SAN JOSE, Calif. — The Food Empowerment Project (FEP), a nonprofit group, has released a food availability study for the Santa Clara County, Calif., area, exploring the unequal accessibility of healthy foods in communities of color and lower-income communities compared to that of higher-income communities such as Silicon Valley.
The study, “Shining a Light on the Valley of Heart’s Delight,” reveals that higher-income areas have more than twice as many large supermarkets per capita as lower-income areas. In contrast, the report shows that lower-income communities have nearly twice as many liquor stores and 50% more markets that sell an abundance of meat products; neither of these types of stores offers a variety of healthy food options, especially fresh fruits and vegetables.
“With all of the wealth in Silicon Valley, it is unacceptable that certain communities do not have access to fruits, vegetables and other healthy food alternatives,” said FEP’s Executive Director Lauren Ornelas in a statement. “Such a food injustice can lead to a host of health problems, including type-2 diabetes and obesity. That this can happen in our own backyard is inexcusable. It’s really a form of environmental racism.”
FEP found that low-income households have virtually no access to organic produce in their communities. Moreover, FEP discovered that plant-based alternatives to meat and dairy products (such as tofu, meat-free burgers and soymilk) are extremely limited in these communities, where consumers do not have the same access to large supermarkets as do consumers in higher-income communities.

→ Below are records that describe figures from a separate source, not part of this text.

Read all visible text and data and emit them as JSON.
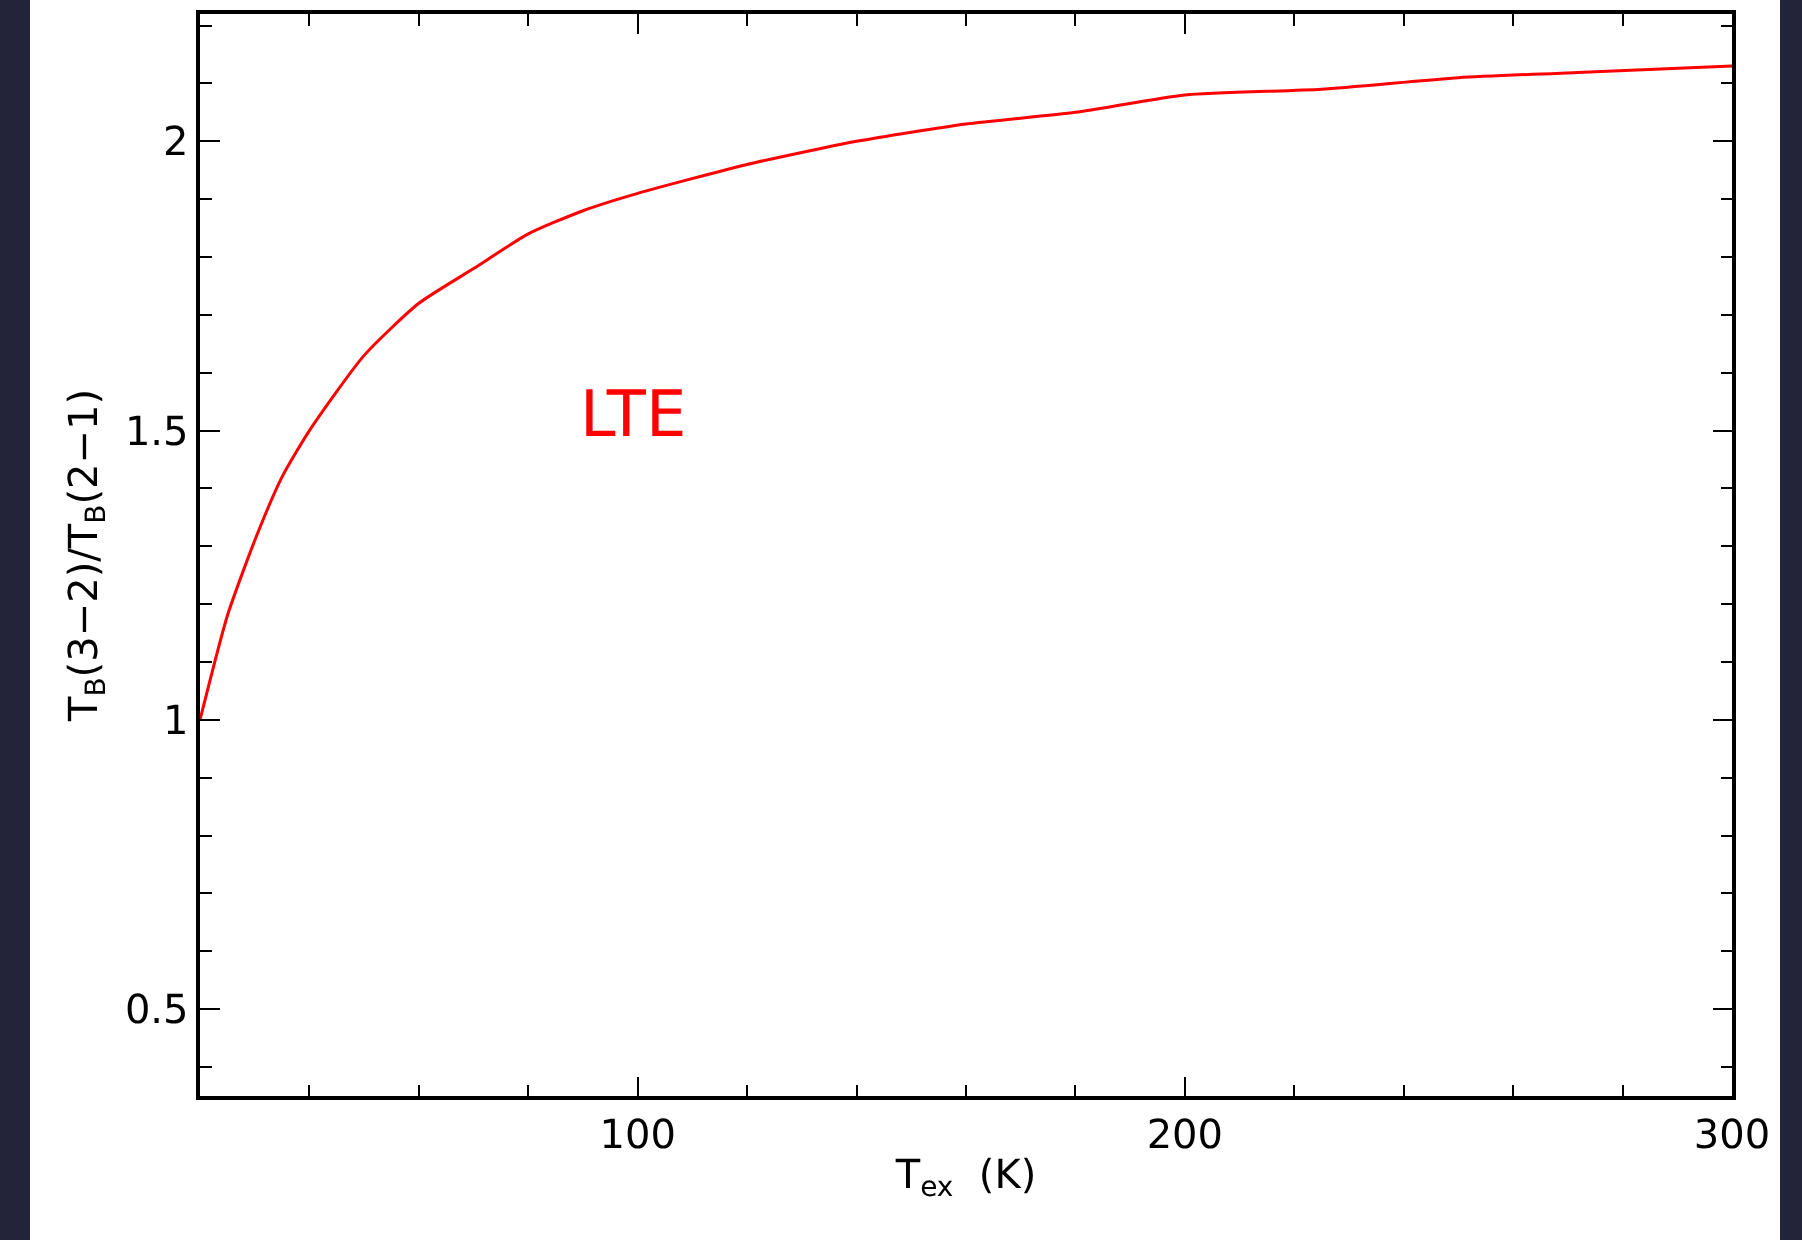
{
  "chart_data": {
    "type": "line",
    "xlabel": "T$_{ex}$  (K)",
    "ylabel": "T$_{B}$(3−2)/T$_{B}$(2−1)",
    "x": [
      20,
      25,
      30,
      35,
      40,
      50,
      60,
      70,
      80,
      90,
      100,
      120,
      140,
      160,
      180,
      200,
      225,
      250,
      275,
      300
    ],
    "series": [
      {
        "color": "#ff0000",
        "values": [
          1.0,
          1.18,
          1.31,
          1.42,
          1.5,
          1.63,
          1.72,
          1.78,
          1.84,
          1.88,
          1.91,
          1.96,
          2.0,
          2.03,
          2.05,
          2.08,
          2.09,
          2.11,
          2.12,
          2.13
        ]
      }
    ],
    "annotations": [
      "LTE"
    ],
    "xlim": [
      20,
      300
    ],
    "xticks": [
      100,
      200,
      300
    ],
    "ylim": [
      0.35,
      2.22
    ],
    "yticks": [
      0.5,
      1,
      1.5,
      2
    ],
    "grid": false,
    "marker": "none",
    "line_style": "solid"
  }
}
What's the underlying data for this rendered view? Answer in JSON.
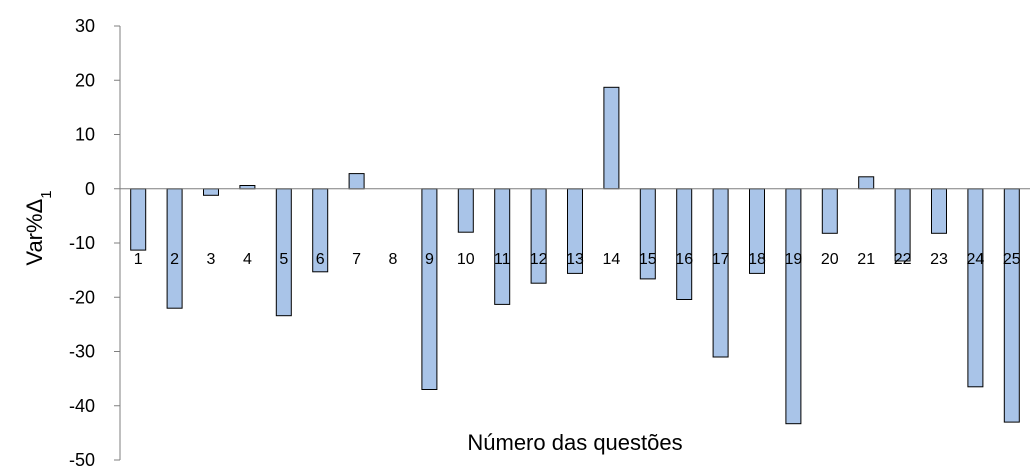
{
  "chart_data": {
    "type": "bar",
    "title": "",
    "xlabel": "Número das questões",
    "ylabel": {
      "text": "Var%Δ",
      "subscript": "1"
    },
    "ylim": [
      -50,
      30
    ],
    "yticks": [
      "30",
      "20",
      "10",
      "0",
      "-10",
      "-20",
      "-30",
      "-40",
      "-50"
    ],
    "grid": false,
    "legend": "none",
    "colors": {
      "bar_fill": "#a9c4e8",
      "bar_stroke": "#000000",
      "axis": "#7f7f7f"
    },
    "categories": [
      "1",
      "2",
      "3",
      "4",
      "5",
      "6",
      "7",
      "8",
      "9",
      "10",
      "11",
      "12",
      "13",
      "14",
      "15",
      "16",
      "17",
      "18",
      "19",
      "20",
      "21",
      "22",
      "23",
      "24",
      "25"
    ],
    "values": [
      -11.3,
      -22.0,
      -1.2,
      0.6,
      -23.4,
      -15.3,
      2.8,
      0.0,
      -37.0,
      -8.0,
      -21.3,
      -17.4,
      -15.6,
      18.7,
      -16.6,
      -20.4,
      -31.0,
      -15.6,
      -43.3,
      -8.2,
      2.2,
      -13.3,
      -8.2,
      -36.5,
      -43.0
    ]
  }
}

“This is especially alarming when you consider that many people of color are lactose intolerant, so the lack of dairy alternatives has serious health implications,” said Ornelas. “In addition, the more that people learn about how farmed animals are treated, the more they want to avoid animal-based products in their diets.”
FEP conducted the survey in March 2009. A dozen volunteers visited Santa Clara County retail businesses, such as supermarkets and convenience stores, in both higher-income and lower-income neighborhoods to survey the residents’ access to healthy foods. FEP’s criteria for healthy foods consisted of fresh, canned, and frozen fruits and vegetables, as well as alternatives to meat and dairy products.
FEP believes that the problem can be fixed by policymakers and communities combining their efforts, and the group’s report covers a variety of recommendations, such as clarifying the federal North American Industry Classification System, which currently counts small retail outlets as grocery stores, even if they sell mostly alcohol and junk food. “Our goal is to work with the communities suffering the biggest food inequities,” says Ornelas. “We know that a more just food system in the U.S. is possible if everyone works together.”